I have a set of four or five instances of different structs, which take turns producing data that is mostly appended to the end of a Vec, but occasionally one will need to backpatch a byte it produced earlier.

At the moment I've implementations of two of the structs, which currently just borrow a reference to an output vector for the duration of their existence. However, I want to start interleaving output from several of them without constantly creating new instances. So far as I can tell, I need to do one of

  • move the output vector into each instance at the start of each "period of ownership", and back out again when that period is over.
    or
  • have all the instances share a reference to the output vector through a RefCell or similar.
    or
  • just pass the output vector down through the chain of methods that is doing the writing, rather than have it owned by the encoder instances.

Context:

I'm updating a file compression utility I've written that produces executables for the Commodore 64 that decompress themselves after they've been loaded. I have a few different compression codecs with different space/time trade offs, which also vary in the type of data they are good at compressing. While some of them are byte oriented, others produce a mixed stream of bytes, bits, bitpairs, and nybbles (separating out the latter three into three separate streams means the decoder can spend fewer cycles watching for byte boundaries when decoding the stream).

Currently there's just one codec used for the bulk of the file, with a second used for a minor cleanup task at the end. But I want to start switching between several of them dynamically, depending on which best suits the current portion of the data.

Most of the codecs are LZ variants (with different encodings for the copy lengths and offsets), so the output phase consists of a run of calls to encode_token on the current codec, which call things like push_interleaved_exp_golomb_k, which in turn then call lower level functions for outputting bits and bytes. So, I'd have to pass the output vector down through a few layers of methods if I wanted to avoid the encoder holding a reference to the output stream.

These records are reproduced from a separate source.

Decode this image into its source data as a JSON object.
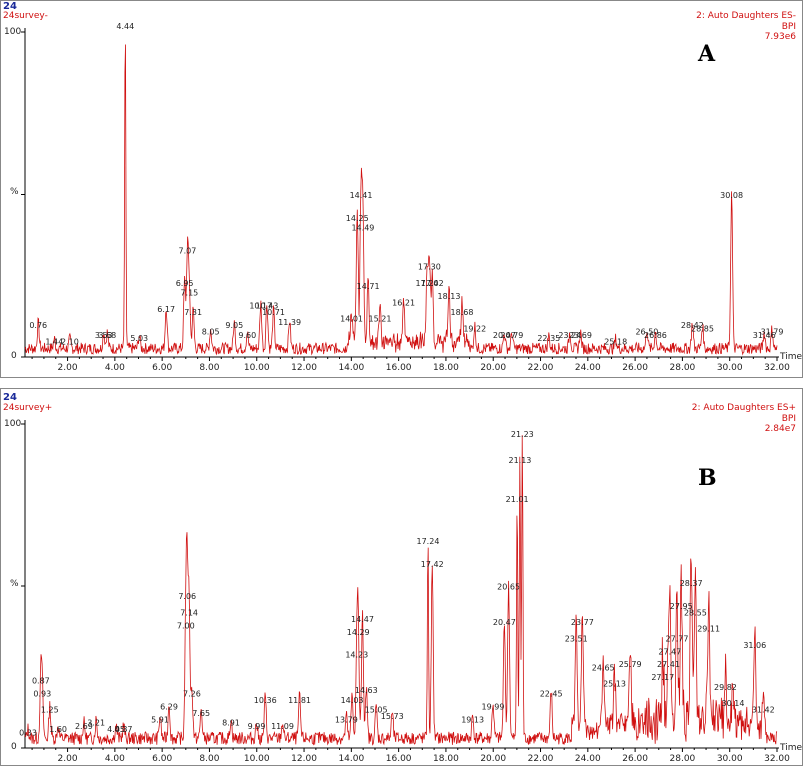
{
  "panels": [
    {
      "id_label": "24",
      "sample": "24survey-",
      "scan": "2: Auto Daughters ES-",
      "mode": "BPI",
      "intensity": "7.93e6",
      "letter": "A",
      "y_top": "100",
      "y_mid": "%",
      "y_zero": "0",
      "x_label": "Time"
    },
    {
      "id_label": "24",
      "sample": "24survey+",
      "scan": "2: Auto Daughters ES+",
      "mode": "BPI",
      "intensity": "2.84e7",
      "letter": "B",
      "y_top": "100",
      "y_mid": "%",
      "y_zero": "0",
      "x_label": "Time"
    }
  ],
  "chart_data": [
    {
      "type": "line",
      "title": "",
      "xlabel": "Time",
      "ylabel": "%",
      "xlim": [
        0.2,
        32.0
      ],
      "ylim": [
        0,
        100
      ],
      "x_ticks": [
        "2.00",
        "4.00",
        "6.00",
        "8.00",
        "10.00",
        "12.00",
        "14.00",
        "16.00",
        "18.00",
        "20.00",
        "22.00",
        "24.00",
        "26.00",
        "28.00",
        "30.00",
        "32.00"
      ],
      "x_tick_values": [
        2,
        4,
        6,
        8,
        10,
        12,
        14,
        16,
        18,
        20,
        22,
        24,
        26,
        28,
        30,
        32
      ],
      "peaks": [
        {
          "label": "0.76",
          "x": 0.76,
          "y": 8
        },
        {
          "label": "1.44",
          "x": 1.44,
          "y": 3
        },
        {
          "label": "2.10",
          "x": 2.1,
          "y": 3
        },
        {
          "label": "3.53",
          "x": 3.53,
          "y": 5
        },
        {
          "label": "3.68",
          "x": 3.68,
          "y": 5
        },
        {
          "label": "4.44",
          "x": 4.44,
          "y": 100
        },
        {
          "label": "5.03",
          "x": 5.03,
          "y": 4
        },
        {
          "label": "6.17",
          "x": 6.17,
          "y": 13
        },
        {
          "label": "6.95",
          "x": 6.95,
          "y": 21
        },
        {
          "label": "7.07",
          "x": 7.07,
          "y": 31
        },
        {
          "label": "7.15",
          "x": 7.15,
          "y": 18
        },
        {
          "label": "7.31",
          "x": 7.31,
          "y": 12
        },
        {
          "label": "8.05",
          "x": 8.05,
          "y": 6
        },
        {
          "label": "9.05",
          "x": 9.05,
          "y": 8
        },
        {
          "label": "9.60",
          "x": 9.6,
          "y": 5
        },
        {
          "label": "10.17",
          "x": 10.17,
          "y": 14
        },
        {
          "label": "10.43",
          "x": 10.43,
          "y": 14
        },
        {
          "label": "10.71",
          "x": 10.71,
          "y": 12
        },
        {
          "label": "11.39",
          "x": 11.39,
          "y": 9
        },
        {
          "label": "14.01",
          "x": 14.01,
          "y": 10
        },
        {
          "label": "14.25",
          "x": 14.25,
          "y": 41
        },
        {
          "label": "14.41",
          "x": 14.41,
          "y": 48
        },
        {
          "label": "14.49",
          "x": 14.49,
          "y": 38
        },
        {
          "label": "14.71",
          "x": 14.71,
          "y": 20
        },
        {
          "label": "15.21",
          "x": 15.21,
          "y": 10
        },
        {
          "label": "16.21",
          "x": 16.21,
          "y": 15
        },
        {
          "label": "17.20",
          "x": 17.2,
          "y": 21
        },
        {
          "label": "17.30",
          "x": 17.3,
          "y": 26
        },
        {
          "label": "17.42",
          "x": 17.42,
          "y": 21
        },
        {
          "label": "18.13",
          "x": 18.13,
          "y": 17
        },
        {
          "label": "18.68",
          "x": 18.68,
          "y": 12
        },
        {
          "label": "19.22",
          "x": 19.22,
          "y": 7
        },
        {
          "label": "20.47",
          "x": 20.47,
          "y": 5
        },
        {
          "label": "20.79",
          "x": 20.79,
          "y": 5
        },
        {
          "label": "22.35",
          "x": 22.35,
          "y": 4
        },
        {
          "label": "23.24",
          "x": 23.24,
          "y": 5
        },
        {
          "label": "23.69",
          "x": 23.69,
          "y": 5
        },
        {
          "label": "25.18",
          "x": 25.18,
          "y": 3
        },
        {
          "label": "26.50",
          "x": 26.5,
          "y": 6
        },
        {
          "label": "26.86",
          "x": 26.86,
          "y": 5
        },
        {
          "label": "28.42",
          "x": 28.42,
          "y": 8
        },
        {
          "label": "28.85",
          "x": 28.85,
          "y": 7
        },
        {
          "label": "30.08",
          "x": 30.08,
          "y": 48
        },
        {
          "label": "31.46",
          "x": 31.46,
          "y": 5
        },
        {
          "label": "31.79",
          "x": 31.79,
          "y": 6
        }
      ]
    },
    {
      "type": "line",
      "title": "",
      "xlabel": "Time",
      "ylabel": "%",
      "xlim": [
        0.2,
        32.0
      ],
      "ylim": [
        0,
        100
      ],
      "x_ticks": [
        "2.00",
        "4.00",
        "6.00",
        "8.00",
        "10.00",
        "12.00",
        "14.00",
        "16.00",
        "18.00",
        "20.00",
        "22.00",
        "24.00",
        "26.00",
        "28.00",
        "30.00",
        "32.00"
      ],
      "x_tick_values": [
        2,
        4,
        6,
        8,
        10,
        12,
        14,
        16,
        18,
        20,
        22,
        24,
        26,
        28,
        30,
        32
      ],
      "peaks": [
        {
          "label": "0.33",
          "x": 0.33,
          "y": 3
        },
        {
          "label": "0.87",
          "x": 0.87,
          "y": 19
        },
        {
          "label": "0.93",
          "x": 0.93,
          "y": 15
        },
        {
          "label": "1.25",
          "x": 1.25,
          "y": 10
        },
        {
          "label": "1.60",
          "x": 1.6,
          "y": 4
        },
        {
          "label": "2.69",
          "x": 2.69,
          "y": 5
        },
        {
          "label": "3.21",
          "x": 3.21,
          "y": 6
        },
        {
          "label": "4.05",
          "x": 4.05,
          "y": 4
        },
        {
          "label": "4.37",
          "x": 4.37,
          "y": 4
        },
        {
          "label": "5.91",
          "x": 5.91,
          "y": 7
        },
        {
          "label": "6.29",
          "x": 6.29,
          "y": 11
        },
        {
          "label": "7.00",
          "x": 7.0,
          "y": 36
        },
        {
          "label": "7.06",
          "x": 7.06,
          "y": 45
        },
        {
          "label": "7.14",
          "x": 7.14,
          "y": 40
        },
        {
          "label": "7.26",
          "x": 7.26,
          "y": 15
        },
        {
          "label": "7.65",
          "x": 7.65,
          "y": 9
        },
        {
          "label": "8.91",
          "x": 8.91,
          "y": 6
        },
        {
          "label": "9.99",
          "x": 9.99,
          "y": 5
        },
        {
          "label": "10.36",
          "x": 10.36,
          "y": 13
        },
        {
          "label": "11.09",
          "x": 11.09,
          "y": 5
        },
        {
          "label": "11.81",
          "x": 11.81,
          "y": 13
        },
        {
          "label": "13.79",
          "x": 13.79,
          "y": 7
        },
        {
          "label": "14.03",
          "x": 14.03,
          "y": 13
        },
        {
          "label": "14.23",
          "x": 14.23,
          "y": 27
        },
        {
          "label": "14.29",
          "x": 14.29,
          "y": 34
        },
        {
          "label": "14.47",
          "x": 14.47,
          "y": 38
        },
        {
          "label": "14.63",
          "x": 14.63,
          "y": 16
        },
        {
          "label": "15.05",
          "x": 15.05,
          "y": 10
        },
        {
          "label": "15.73",
          "x": 15.73,
          "y": 8
        },
        {
          "label": "17.24",
          "x": 17.24,
          "y": 62
        },
        {
          "label": "17.42",
          "x": 17.42,
          "y": 55
        },
        {
          "label": "19.13",
          "x": 19.13,
          "y": 7
        },
        {
          "label": "19.99",
          "x": 19.99,
          "y": 11
        },
        {
          "label": "20.47",
          "x": 20.47,
          "y": 37
        },
        {
          "label": "20.65",
          "x": 20.65,
          "y": 48
        },
        {
          "label": "21.01",
          "x": 21.01,
          "y": 75
        },
        {
          "label": "21.13",
          "x": 21.13,
          "y": 87
        },
        {
          "label": "21.23",
          "x": 21.23,
          "y": 95
        },
        {
          "label": "22.45",
          "x": 22.45,
          "y": 15
        },
        {
          "label": "23.51",
          "x": 23.51,
          "y": 32
        },
        {
          "label": "23.77",
          "x": 23.77,
          "y": 37
        },
        {
          "label": "24.65",
          "x": 24.65,
          "y": 23
        },
        {
          "label": "25.13",
          "x": 25.13,
          "y": 18
        },
        {
          "label": "25.79",
          "x": 25.79,
          "y": 24
        },
        {
          "label": "27.17",
          "x": 27.17,
          "y": 20
        },
        {
          "label": "27.41",
          "x": 27.41,
          "y": 24
        },
        {
          "label": "27.47",
          "x": 27.47,
          "y": 28
        },
        {
          "label": "27.77",
          "x": 27.77,
          "y": 32
        },
        {
          "label": "27.95",
          "x": 27.95,
          "y": 42
        },
        {
          "label": "28.37",
          "x": 28.37,
          "y": 49
        },
        {
          "label": "28.55",
          "x": 28.55,
          "y": 40
        },
        {
          "label": "29.11",
          "x": 29.11,
          "y": 35
        },
        {
          "label": "29.82",
          "x": 29.82,
          "y": 17
        },
        {
          "label": "30.14",
          "x": 30.14,
          "y": 12
        },
        {
          "label": "31.06",
          "x": 31.06,
          "y": 30
        },
        {
          "label": "31.42",
          "x": 31.42,
          "y": 10
        }
      ]
    }
  ]
}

From the bitstream writer:

if stream.bits_written == 8 {
    stream.bits_index = self.encoded_stream.len();
    self.encoded_stream.push(b << 7);
    stream.bits_written = 1;
} else {
    self.encoded_stream[stream.bits_index] += b * (128 >> stream.bits_written);
    stream.bits_written += 1;
}

Note the access to self.encoded_stream[stream.bits_index]

Any thoughts?

Looks like I'll be going with the first option, using something like this:

pub fn set_v(&mut self, v: Vec<u8>) {
    self.v = v;
}
pub fn retrieve_v(&mut self) -> Vec<u8> {
    std::mem::replace(&mut self.v, Vec::new())
}

You may want to consider storing a Option<Vec<u8>>, and using Option::take() to take the vec out. This might be a bit better because if you forget to put the vec back in place, then you'll presumably panic later on when trying to get a vec out of the option, expecting it to be there. That seems better than silently getting a different vec out.

However, you mentioned the following approach:

It might seem more laborious, but is also more straightforward and prevents mistakes in the vec ownership transfer dance. So I'd personally not give up on it quickly if its only (perceived) issue is having to thread it through.

Hmm, good points. I'd been considering setting a boolean on set_v to later test if there's a valid vec available, but an option would indeed be more idiomatic, and less error prone. Thanks for the hint about take() - I've not had to do much "move"ing in my various tiny rust projects thus far.

But also yes, I'm probably being overly avoidant about the threading. I noticed a day or two ago that I already posted here in 2016 about another issue I was having with the same project for which the solution was to pass the vector rather than the encoder's "self" in to the bit writing functions…

(I've recently resurrected the project to add some extra bits and bobs).